Three patients developed complications. A patient with liver injury and another with splenic injury developed abscesses with persistent fever and had to undergo pig tail drainage and resolved thereafter. Another patient with liver injury developed basal atelectasis. We had no mortality. In literature, a mortality rate upto 7% has been reported [6,27]. Studies report higher morbidity in operated patient group as compared to the NOM group though the mortality is not significantly different [3,6,27].

Hospital stay was 14.5 days (range: 9-36 days). Patients with head injury, those operated for extra-abdominal injuries, those that developed rebleeding and those with abscess needing pigtail drainage required longer hospitalisation. Studies report a longer hospital stay with operative management as compared to the NOM group [3,6,27].

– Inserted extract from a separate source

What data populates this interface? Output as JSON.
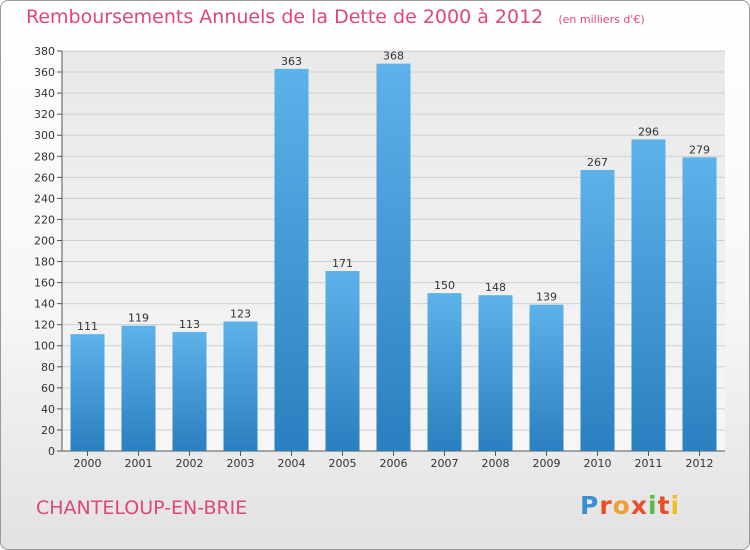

The advantage of NOM in these high grade injuries would be preservation of the organ(s) and its functions; avoiding of the risk of anaesthesia and surgery; avoiding NTLs; lower morbidity; and a shorter hospital stay. It also avoids additional surgical stress to a patient with an already compromised physiology. Further, in a patient with more than one abdominal organ injury, there is a potential risk of worsening the grade of injury/dislodging the clot from one organ while operating for an injury in another organ.

The disadvantages would be that it leads to additional burden on the trauma team as it needs repeated, close monitoring which is labor intensive. Also, in case the NOM failed, the surgeon would be operating on a patient who might be physiologically worse than he was at the initial period of admission and surgery could be rendered, more difficult due to inflammation in the abdomen like in pancreatic trauma or bowel injury.


The present study has certain limitations. First, it a retrospective study though we had maintained a database. Second, the number of patients was not large. We could manage all such patients non-operatively. However, it’s not difficult to predict that some of them would eventually fail NOM. Third, there was only one case of pancreatic injury in our cohort. Pancreatic injury is a difficult subset and more numbers would be needed to draw firm conclusions.


We would like to say that NOM is feasible and safe even in high grade injuries in BAT. This decision is based on a sound clinical judgment and should be attempted at centers with facilities for critical care, interventional radiology and adequate blood bank facilities and would entail repeated close monitoring of patient to pick up any deterioration in the condition. The patient condition and not the grade of injury on imaging should dictate the line of management. Thus, we would like to reiterate: Treat the patient, not the image.